The present evidence of P.Ws. 1 and 2 is fully in tune with the averments made in the first information report. We further have medical corroboration of the ocular evidence, furnished by P.W. 3, Dr. Jayaraman and P.W. 4, Dr. Thiagarajan. The evidence of P.W. 2 has an additional advantage since he was injured in the course of the same occurrence. When we have such overwhelming evidence, it is not possible to accept the argument advanced by the defence that there were pronounced infirmities which cast a suspicion in the case of the prosecution. After careful survey of the evidence, we find it totally blemishless.
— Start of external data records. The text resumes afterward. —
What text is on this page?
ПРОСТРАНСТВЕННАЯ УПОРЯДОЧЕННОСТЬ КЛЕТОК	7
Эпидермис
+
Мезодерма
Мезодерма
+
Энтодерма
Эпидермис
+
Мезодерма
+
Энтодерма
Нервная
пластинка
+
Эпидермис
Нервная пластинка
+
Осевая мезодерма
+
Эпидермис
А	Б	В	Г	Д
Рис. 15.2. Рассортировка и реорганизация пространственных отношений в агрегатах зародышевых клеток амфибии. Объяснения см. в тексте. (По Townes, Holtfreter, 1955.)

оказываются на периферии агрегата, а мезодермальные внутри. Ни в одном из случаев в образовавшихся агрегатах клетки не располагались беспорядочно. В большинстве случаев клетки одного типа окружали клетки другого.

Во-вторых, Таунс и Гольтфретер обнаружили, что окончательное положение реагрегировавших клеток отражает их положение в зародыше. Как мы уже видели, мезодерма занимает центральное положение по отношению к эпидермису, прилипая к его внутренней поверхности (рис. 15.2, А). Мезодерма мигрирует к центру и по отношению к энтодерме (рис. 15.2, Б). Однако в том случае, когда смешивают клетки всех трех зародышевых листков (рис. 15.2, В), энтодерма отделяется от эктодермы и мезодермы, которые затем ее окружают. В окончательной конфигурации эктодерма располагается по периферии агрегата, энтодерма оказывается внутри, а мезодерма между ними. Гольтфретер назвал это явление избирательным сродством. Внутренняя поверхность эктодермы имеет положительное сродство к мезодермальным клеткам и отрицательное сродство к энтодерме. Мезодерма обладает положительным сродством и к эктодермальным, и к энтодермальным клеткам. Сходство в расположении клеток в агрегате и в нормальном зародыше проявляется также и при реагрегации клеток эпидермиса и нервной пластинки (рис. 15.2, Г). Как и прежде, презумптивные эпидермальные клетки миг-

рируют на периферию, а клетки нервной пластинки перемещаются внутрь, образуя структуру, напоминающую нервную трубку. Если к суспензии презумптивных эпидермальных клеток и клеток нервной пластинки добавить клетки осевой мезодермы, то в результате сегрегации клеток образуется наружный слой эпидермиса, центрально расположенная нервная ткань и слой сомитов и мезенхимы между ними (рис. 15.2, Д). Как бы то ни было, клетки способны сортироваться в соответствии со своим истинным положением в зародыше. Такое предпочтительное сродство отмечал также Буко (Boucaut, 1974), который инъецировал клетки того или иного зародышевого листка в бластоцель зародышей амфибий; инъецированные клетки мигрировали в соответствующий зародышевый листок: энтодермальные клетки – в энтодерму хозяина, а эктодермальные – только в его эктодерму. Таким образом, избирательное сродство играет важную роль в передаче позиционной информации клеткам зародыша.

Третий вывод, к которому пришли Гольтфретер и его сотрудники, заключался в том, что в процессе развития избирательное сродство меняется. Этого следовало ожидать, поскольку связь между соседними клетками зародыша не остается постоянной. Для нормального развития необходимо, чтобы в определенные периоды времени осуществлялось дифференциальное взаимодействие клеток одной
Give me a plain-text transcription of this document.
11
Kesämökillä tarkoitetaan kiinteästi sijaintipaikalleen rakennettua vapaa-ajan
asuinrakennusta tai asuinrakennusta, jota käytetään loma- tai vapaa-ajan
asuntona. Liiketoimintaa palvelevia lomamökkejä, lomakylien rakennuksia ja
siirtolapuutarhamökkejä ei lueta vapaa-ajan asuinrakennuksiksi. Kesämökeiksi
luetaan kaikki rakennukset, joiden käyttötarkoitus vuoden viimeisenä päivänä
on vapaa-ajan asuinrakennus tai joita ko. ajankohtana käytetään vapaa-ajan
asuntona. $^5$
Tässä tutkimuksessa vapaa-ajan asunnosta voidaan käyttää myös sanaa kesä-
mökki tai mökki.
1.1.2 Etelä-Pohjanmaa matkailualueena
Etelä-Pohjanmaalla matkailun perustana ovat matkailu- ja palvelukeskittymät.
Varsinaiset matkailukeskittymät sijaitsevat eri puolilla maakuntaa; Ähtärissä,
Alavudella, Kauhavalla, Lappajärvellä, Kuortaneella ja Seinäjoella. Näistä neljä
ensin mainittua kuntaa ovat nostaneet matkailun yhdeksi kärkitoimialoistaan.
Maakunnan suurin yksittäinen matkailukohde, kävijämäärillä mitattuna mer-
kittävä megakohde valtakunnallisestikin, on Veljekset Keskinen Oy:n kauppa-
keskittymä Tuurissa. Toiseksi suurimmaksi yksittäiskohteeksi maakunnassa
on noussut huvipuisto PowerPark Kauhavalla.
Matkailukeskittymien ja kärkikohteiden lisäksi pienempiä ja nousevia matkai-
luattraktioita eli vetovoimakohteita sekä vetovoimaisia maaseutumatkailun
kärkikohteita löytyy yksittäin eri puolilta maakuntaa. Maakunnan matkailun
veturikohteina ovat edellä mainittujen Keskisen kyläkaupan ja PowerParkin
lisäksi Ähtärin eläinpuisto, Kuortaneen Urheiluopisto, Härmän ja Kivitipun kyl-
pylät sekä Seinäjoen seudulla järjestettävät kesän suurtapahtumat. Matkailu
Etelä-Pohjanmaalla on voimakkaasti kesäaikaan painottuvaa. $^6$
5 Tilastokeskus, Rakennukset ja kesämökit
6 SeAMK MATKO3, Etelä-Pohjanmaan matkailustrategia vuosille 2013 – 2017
The evidence is credible, clinching and straightforward. 18. Having arrived at the conclusion that the appellant is the assailant of the deceased, the question which still looms large is the nature of offence committed by the appellant. We are unable to agree with the learned trial Judge that the offence committed by the appellant will be punishable under S. 302, Penal Code. There is evidence to show that the deceased had visited Poochampatti even on a prior occasion after the appellant had taken residence with his parents-in-law. The proximate cause for the incident appears to be the appellant having seen the deceased in the company of P.W. 1 entering into his house. The appellant was already simmering with anger at the prior conduct of the deceased. Obviously being unable to tolerate yet another visit by the deceased to his residence, he had chosen to inflict one stab, but not on the vital region of the victim. It is not possible to hold that the appellant in such a state of mind had intended to cause the very injury that was found on the victim. It is easily possible to comprehend that the appellant should have known that by his act of stabbing, he was likely to cause the death of the deceased. If that be so, the appellant will be guilty under S. 304, Part II, I.P.C. In that view, we set aside the conviction and sentence imposed on the appellant under S. 302, Penal Code, and, instead, convict him under S. 304, Part II, Penal Code, and sentence him to undergo rigorous imprisonment for five years for the altered conviction. Subject to the modification in the nature of offence and the consequent sentence, this appeal shall otherwise stand dismissed. Order accordingly.